Some words of advice for public domain image searchers and uploaders:

  • Don't upload old scanned photographs as .png. If you copied it from the internet, the quality of .png photos often sucks when scaled, and will look even worse in Wikipedia or elsewhere. See Commons:File types for more info.
  • Use Internet Archive, not Google Books: the non-profit Internet Archive often hosts the same books and media as Google Books, and often in much higher quality (sometimes in full color!), and sometimes multiple versions of a book, magazine, or document. Search for the highest quality version of an image. Google is not your friend.
  • Search HathiTrust, not Google Books: similar to the above. The non-profit HathiTrust digital library hosts millions of documents, including public domain material scanned by Google Books. The for-profit Google Books sometimes systematically censors images and photographs from its scanned (public domain) publications.
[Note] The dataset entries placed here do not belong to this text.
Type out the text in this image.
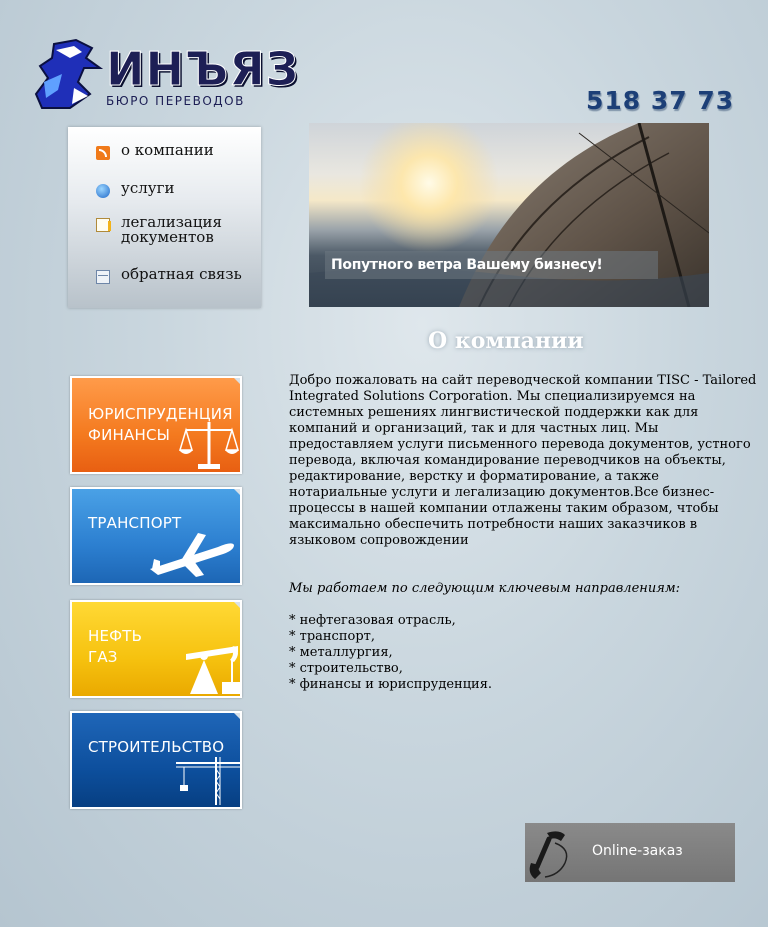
ИНЪЯЗ
БЮРО ПЕРЕВОДОВ	518 37 73
о компании
услуги
легализация документов
обратная связь	Попутного ветра Вашему бизнесу!
О компании
ЮРИСПРУДЕНЦИЯ
ФИНАНСЫ
ТРАНСПОРТ
НЕФТЬ
ГАЗ
СТРОИТЕЛЬСТВО

Добро пожаловать на сайт переводческой компании TISC - Tailored Integrated Solutions Corporation. Мы специализируемся на системных решениях лингвистической поддержки как для компаний и организаций, так и для частных лиц. Мы предоставляем услуги письменного перевода документов, устного перевода, включая командирование переводчиков на объекты, редактирование, верстку и форматирование, а также нотариальные услуги и легализацию документов.Все бизнес-процессы в нашей компании отлажены таким образом, чтобы максимально обеспечить потребности наших заказчиков в языковом сопровождении

Мы работаем по следующим ключевым направлениям:
* нефтегазовая отрасль,
* транспорт,
* металлургия,
* строительство,
* финансы и юриспруденция.
Online-заказ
Lord knows why (but it probably ultimately has something to do with profit). There is material at HathiTrust that is not found by a simple Google Search. Google is not your friend.
  • Don't rely on Google alone. I'm not fundamentally opposed to Google (I'm currently typing this in Chrome!), but there is a vast trove of free information that can't be accessed by typing into a Google search bar. The so-called deep web and other non-indexed sites includes a ton of newspaper and magazine archives. If you have a newspaper subscription and/or a public library card, you can often find tons more online public domain material that doesn't come up when you Google (or Bing!) "John Q Famous Person".
  • Don't rely on the internet alone. If you have public domain books, magazines, newspapers, photographs, or works of art at home, by all means scan and upload them! If you find high quality material at libraries, scan and upload those too! There's a very good chance your upload will be better than anything else on the internet, since digital libraries and archives often have to consider file size, and opt for low quality, low-resolution black and white scans.
  • A little editing goes a long way. A lot of scanned public domain images have various problems, from unwanted Moiré effects to a photographer's thumb in the frame. Consider cropping out or digitally removing unwanted elements (the heal tool in Gimp or Photoshop is great for removing blemishes, ink spots, bleed through, and other artifacts). Sometimes simply converting an image from color to grayscale (desaturation) alone can significantly reduce Moiré distortion and improve image quality.